There is something else that the finance minister said yesterday that I must contradict. He accused Liberals of ignoring infrastructure for 13 years when we were in government. Respectfully, this is wrong and it is a disservice to the proud record of the previous two Liberal MPs for Labrador.
Labradorians remember that it was their Liberal member, now Senator Rompkey, who secured federal funding for the reconstruction of the Labrador Straits Highway in the 1970s and 1980s. They remember he provided funding in 1983 that built the highway from Labrador City to Churchill Falls and many of the bridges between Happy Valley-Goose Bay and Churchill Falls.

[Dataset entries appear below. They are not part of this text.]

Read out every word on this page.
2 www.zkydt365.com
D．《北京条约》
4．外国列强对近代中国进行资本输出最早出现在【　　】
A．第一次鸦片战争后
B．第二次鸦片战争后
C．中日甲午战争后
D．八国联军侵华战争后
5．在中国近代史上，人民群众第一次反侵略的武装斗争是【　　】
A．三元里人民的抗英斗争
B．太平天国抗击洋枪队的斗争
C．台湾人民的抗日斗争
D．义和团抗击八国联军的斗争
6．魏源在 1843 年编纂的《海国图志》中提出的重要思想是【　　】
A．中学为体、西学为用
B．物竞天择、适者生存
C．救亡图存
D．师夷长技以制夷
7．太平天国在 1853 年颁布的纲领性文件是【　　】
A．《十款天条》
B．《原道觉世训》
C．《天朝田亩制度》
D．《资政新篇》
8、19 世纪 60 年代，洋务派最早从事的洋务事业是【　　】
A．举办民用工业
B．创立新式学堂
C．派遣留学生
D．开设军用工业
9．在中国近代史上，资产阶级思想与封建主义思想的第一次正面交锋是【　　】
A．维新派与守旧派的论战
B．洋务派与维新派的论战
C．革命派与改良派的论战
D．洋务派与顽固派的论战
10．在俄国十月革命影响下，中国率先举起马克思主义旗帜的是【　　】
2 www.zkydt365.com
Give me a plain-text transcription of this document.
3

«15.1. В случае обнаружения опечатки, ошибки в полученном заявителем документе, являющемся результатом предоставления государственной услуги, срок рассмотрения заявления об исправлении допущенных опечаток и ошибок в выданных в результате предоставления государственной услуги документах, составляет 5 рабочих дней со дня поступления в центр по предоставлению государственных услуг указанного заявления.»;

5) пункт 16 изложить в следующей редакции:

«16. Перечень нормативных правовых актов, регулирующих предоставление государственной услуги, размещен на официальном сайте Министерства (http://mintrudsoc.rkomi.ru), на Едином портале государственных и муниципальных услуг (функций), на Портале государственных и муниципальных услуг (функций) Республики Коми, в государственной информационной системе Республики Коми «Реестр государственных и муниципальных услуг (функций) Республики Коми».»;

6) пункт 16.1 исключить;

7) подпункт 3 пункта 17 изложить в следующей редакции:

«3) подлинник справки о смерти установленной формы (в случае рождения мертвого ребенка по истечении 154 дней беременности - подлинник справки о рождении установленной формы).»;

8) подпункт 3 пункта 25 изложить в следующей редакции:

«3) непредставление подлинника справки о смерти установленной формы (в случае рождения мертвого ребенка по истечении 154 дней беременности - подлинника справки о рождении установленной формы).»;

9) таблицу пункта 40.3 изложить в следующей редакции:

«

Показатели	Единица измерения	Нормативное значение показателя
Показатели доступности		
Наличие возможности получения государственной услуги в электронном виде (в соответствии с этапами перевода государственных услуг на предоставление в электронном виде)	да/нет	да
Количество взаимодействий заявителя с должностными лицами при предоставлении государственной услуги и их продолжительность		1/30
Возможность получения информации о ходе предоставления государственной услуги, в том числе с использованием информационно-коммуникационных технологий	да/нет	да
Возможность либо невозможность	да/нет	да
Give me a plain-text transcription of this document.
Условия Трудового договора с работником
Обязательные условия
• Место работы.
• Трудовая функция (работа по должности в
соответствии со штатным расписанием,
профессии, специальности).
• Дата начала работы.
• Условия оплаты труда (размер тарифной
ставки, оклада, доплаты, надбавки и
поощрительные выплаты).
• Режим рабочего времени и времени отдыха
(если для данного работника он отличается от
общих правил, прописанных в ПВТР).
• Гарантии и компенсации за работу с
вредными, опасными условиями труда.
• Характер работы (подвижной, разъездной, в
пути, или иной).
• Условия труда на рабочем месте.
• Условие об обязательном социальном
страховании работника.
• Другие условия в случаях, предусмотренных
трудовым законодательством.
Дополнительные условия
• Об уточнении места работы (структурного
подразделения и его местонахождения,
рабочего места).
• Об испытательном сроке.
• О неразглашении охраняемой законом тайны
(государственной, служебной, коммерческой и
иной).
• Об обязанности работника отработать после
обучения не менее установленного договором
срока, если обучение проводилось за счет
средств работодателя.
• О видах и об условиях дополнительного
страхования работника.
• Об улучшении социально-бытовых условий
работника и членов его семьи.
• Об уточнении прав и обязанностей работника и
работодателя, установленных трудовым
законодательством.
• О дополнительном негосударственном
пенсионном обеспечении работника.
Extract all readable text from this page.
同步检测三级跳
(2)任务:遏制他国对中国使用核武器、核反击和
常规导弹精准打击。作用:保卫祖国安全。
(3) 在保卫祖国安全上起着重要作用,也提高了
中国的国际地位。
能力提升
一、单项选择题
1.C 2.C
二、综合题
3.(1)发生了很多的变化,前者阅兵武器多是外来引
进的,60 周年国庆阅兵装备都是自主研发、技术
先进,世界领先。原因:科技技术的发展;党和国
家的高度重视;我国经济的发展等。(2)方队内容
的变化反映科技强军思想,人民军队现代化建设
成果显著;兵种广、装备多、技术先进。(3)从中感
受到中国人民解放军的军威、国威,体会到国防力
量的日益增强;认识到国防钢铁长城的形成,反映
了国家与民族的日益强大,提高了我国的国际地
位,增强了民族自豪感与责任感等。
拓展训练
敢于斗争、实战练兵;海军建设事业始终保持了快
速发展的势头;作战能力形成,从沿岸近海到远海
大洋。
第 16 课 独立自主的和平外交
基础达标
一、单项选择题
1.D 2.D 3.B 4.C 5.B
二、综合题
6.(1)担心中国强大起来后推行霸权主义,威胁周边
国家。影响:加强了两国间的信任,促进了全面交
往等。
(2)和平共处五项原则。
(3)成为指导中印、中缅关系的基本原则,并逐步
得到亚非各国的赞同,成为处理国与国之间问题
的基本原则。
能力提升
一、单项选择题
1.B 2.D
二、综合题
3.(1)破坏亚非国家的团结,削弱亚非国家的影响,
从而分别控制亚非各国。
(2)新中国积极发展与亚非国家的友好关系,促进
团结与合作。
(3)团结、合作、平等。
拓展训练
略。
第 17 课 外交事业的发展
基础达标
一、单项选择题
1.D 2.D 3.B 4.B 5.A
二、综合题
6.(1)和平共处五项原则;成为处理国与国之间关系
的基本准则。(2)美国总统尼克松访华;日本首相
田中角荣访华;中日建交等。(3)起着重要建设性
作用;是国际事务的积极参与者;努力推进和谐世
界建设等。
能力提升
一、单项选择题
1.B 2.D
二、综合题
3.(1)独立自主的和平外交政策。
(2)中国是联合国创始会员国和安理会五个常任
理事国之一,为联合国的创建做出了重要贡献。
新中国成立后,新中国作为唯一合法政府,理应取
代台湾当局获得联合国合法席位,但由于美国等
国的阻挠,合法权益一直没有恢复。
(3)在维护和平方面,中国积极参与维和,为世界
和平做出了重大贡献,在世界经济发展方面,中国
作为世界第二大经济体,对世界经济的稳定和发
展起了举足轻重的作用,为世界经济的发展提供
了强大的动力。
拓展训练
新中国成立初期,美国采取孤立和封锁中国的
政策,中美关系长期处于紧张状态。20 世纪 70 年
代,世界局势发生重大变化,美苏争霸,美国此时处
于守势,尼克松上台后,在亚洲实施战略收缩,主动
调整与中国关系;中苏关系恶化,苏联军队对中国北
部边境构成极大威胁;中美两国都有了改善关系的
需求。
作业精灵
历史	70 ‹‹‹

Especially they remember the $340 million Labrador transportation initiative fund, one of the proudest achievements of my predecessor in this place, Mr. O'Brien. That fund paid for upgrading of phase one of the Trans-Labrador Highway, the construction of phase two from the Straits to Cartwright, the branch roads to St. Lewis, Charlottetown and Pinsent's Arm, and has even been used to build phase three.
Despite the efforts of some in the provincial government to rewrite history, it was and remains federal funding. Not one cent of that fund came from the province. In fact, it is the provincial share of Labrador highway funding which has always been and remains inadequate.
Despite what members opposite have said, it was not just federal but Liberal federal funding which has paid for 90% of the Trans-Labrador Highway so far. Indeed, the last time the Tories were in power, they sold us out. In the Crosbie-Peckford roads for rails deal, Labrador got a measly $8 million out of over $800 million. We have nothing to learn from the Tories about commitments to Labrador.
Many of us in Labrador are getting impatient with the Conservative minority government. We no longer wonder when the Conservatives' Labrador highway promise will be kept. We wonder whether they will keep it at all.
Mayor Letto of Labrador City, who was my worthy opponent two years ago, has expressed his frustration. So has Mayor Leo Abbass of Happy Valley-Goose Bay.
Our provincial minister, Mr. Hickey, said last year that we would have a cost shared deal by the end of October, by the start of November, by Christmas, by the end of the year. To his credit, he never specified the year. He even said at one time that he had a signed deal on his desk, but federal officials said they were still waiting for the provincial proposal.
On March 11, Minister Hickey told VOCM Radio that the federal transport minister “looked across the table, he said it is done, you can go back and tell your people that we're committed to this project”. Those are his words. Some commitment. It is not in the budget.
We cannot drive on a commitment. We cannot build a highway with promises.
In either case, I would like to know what the province is seeking from the federal government.
The Prime Minister promised a cost sharing agreement to complete the Trans-Labrador Highway, all of it, not part of it. If the province settles for anything less, especially if the province settles for a chip seal for the Labrador West-Goose Bay segment, leaving the rest of Labrador for a later date, then I will be very disappointed in both Tory governments.
A promise is a promise and a deal is a deal.
When my friend from St. John's East filed his motion in October, he had no idea he would be betrayed in February. How does this motion square with the fact that they have hiked ferry rates, they have put a fuel surcharge in place and they are going to reduce the crossings across the gulf?
My friend from St. John's East should pressure his colleagues to stop stalling and keep their promises on Marine Atlantic, on the Trans-Labrador Highway and on other infrastructure projects for Labrador and the province.
I would only say that the province wins when Labrador wins.